Nicht in unserem Quartier. Wir erhalten seit bald einem Monat jede Woche frisch ab Kopierer eine nigelnagelneue Ausgabe der “Alter Markt Zeitung”.

Unser Nachbar Livio Gneist hat es sich zur Aufgabe gemacht, die Bewohnerinnen und Bewohner unseres kleinen Paradieslis regelmässig in Text und Bild darüber aufzudatieren, was hinter den Hausmauern und Hecken am Schlossfuss so läuft.

Dank des Schülers und seines publizistischen Engagements konnten mein Schatz und ich unseren Beobachtungsposten am Küchenfenster, den wir jahrelang im Schichtbetrieb besetzt gehalten hatten, endlich räumen. Wenn jemand wegzieht, erfahren wir das nun ebenso umgehend, wie wenn auf der Weide nebenan neue Schafe grasen, sich in einer Wohnung auf einmal Insekten tummeln, die wie Urtiere aussehen, oder wenn auf der anderen Strassenseite ein Parkplatz frisch gegrient wird.

Auch unsere vierbeinige Mitbewohnerin war schon ein Thema: “Täglich mehrmals sieht man Hannes mit Tess, seiner Hündin, gassigehen. Tess ist ein Labrador mit grau-braunem Fell. Sie ist ca. 2 Monate alt und noch sehr verspielt. Sie wird von Hannes oft ‘Meite’ genannt”, hat der junge Reporter beobachtet.
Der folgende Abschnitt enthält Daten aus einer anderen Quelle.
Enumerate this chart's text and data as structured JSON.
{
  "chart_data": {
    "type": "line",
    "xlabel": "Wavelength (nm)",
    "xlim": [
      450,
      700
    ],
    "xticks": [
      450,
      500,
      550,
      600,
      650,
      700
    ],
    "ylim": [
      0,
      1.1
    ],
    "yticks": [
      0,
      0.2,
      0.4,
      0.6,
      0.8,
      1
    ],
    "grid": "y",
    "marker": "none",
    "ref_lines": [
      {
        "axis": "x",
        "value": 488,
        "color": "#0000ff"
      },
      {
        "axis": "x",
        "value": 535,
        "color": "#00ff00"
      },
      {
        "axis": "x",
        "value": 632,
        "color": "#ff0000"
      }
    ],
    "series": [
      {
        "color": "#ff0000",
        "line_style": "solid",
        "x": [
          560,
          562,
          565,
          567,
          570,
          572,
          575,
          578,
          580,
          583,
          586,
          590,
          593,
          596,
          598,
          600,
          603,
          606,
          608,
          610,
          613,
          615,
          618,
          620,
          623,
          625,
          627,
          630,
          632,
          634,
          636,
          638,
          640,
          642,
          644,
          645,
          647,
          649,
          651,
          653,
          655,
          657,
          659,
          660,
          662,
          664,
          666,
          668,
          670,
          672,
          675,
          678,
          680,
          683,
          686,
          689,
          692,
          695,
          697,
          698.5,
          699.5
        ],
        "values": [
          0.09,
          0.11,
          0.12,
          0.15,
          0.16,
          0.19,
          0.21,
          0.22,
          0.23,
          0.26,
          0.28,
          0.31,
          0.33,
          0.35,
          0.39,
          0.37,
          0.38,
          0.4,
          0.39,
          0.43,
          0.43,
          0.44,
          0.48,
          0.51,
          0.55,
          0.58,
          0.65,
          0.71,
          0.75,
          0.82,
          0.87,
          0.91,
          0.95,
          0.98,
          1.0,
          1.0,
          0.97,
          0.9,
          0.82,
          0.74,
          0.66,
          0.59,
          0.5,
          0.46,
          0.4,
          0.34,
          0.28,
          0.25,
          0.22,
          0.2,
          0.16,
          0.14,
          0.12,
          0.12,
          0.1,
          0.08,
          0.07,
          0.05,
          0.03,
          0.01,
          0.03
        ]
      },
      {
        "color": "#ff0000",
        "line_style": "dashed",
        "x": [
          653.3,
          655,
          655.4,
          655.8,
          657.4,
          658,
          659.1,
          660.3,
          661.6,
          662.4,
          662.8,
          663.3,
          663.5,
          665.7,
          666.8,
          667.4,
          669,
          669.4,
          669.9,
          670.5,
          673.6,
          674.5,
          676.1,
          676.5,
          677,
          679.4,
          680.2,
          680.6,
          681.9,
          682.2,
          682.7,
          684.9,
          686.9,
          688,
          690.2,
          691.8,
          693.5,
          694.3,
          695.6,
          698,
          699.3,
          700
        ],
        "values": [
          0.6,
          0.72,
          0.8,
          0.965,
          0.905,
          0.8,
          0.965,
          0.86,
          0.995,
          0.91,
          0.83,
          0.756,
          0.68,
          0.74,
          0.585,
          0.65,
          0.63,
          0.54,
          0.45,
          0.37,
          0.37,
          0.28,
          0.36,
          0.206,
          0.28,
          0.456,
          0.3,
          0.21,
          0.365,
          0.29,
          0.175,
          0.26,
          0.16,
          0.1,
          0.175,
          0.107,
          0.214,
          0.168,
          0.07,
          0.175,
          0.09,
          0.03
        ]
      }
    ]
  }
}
Dazu gibts saisonkompatible Kochtipps (Marronen-Cake, Kürbis- oder Gerstensuppe) und selbstgezeichnete Comics. Ein Inserat wurde bereits geschaltet, und dass schon in der zweiten Ausgabe ein Korrigendum gedruckt werden musste (“XY zieht nicht in den Kanton Zug, sondern hier in die Region”), störte nicht im Geringsten, sondern rundete den überraschend professionellen Eindruck, den die maschinengetippte Zeitung im A5-Format macht, eher noch ab.

Im Wissen darum, dass die News auch im Alten Markt nicht auf den reichlich vorhandenen Bäumen wachsen, ermuntert der Verleger die Leserschaft seiner kostenlosen Nachrichten zur Mitarbeit: Es sei zwar “keine Pflicht”, aber wenn er “ab und zu einige Informationen erhalten würde”, wäre er “froh”, teilt er mit. Auch Werbung, fügt er an, trage dazu bei, dass “die Zeitung ein bisschen voller” wird.

Ein Impressum gibts ebenfalls. Diesem ist zu entnehmen, dass “alle Angaben ohne Gewähr” seien und dass “Rechtschreibefehler nicht korrigiert werden” könnten.

Solche Hinweise würden auch manch grösserer Zeitung nicht schlecht anstehen.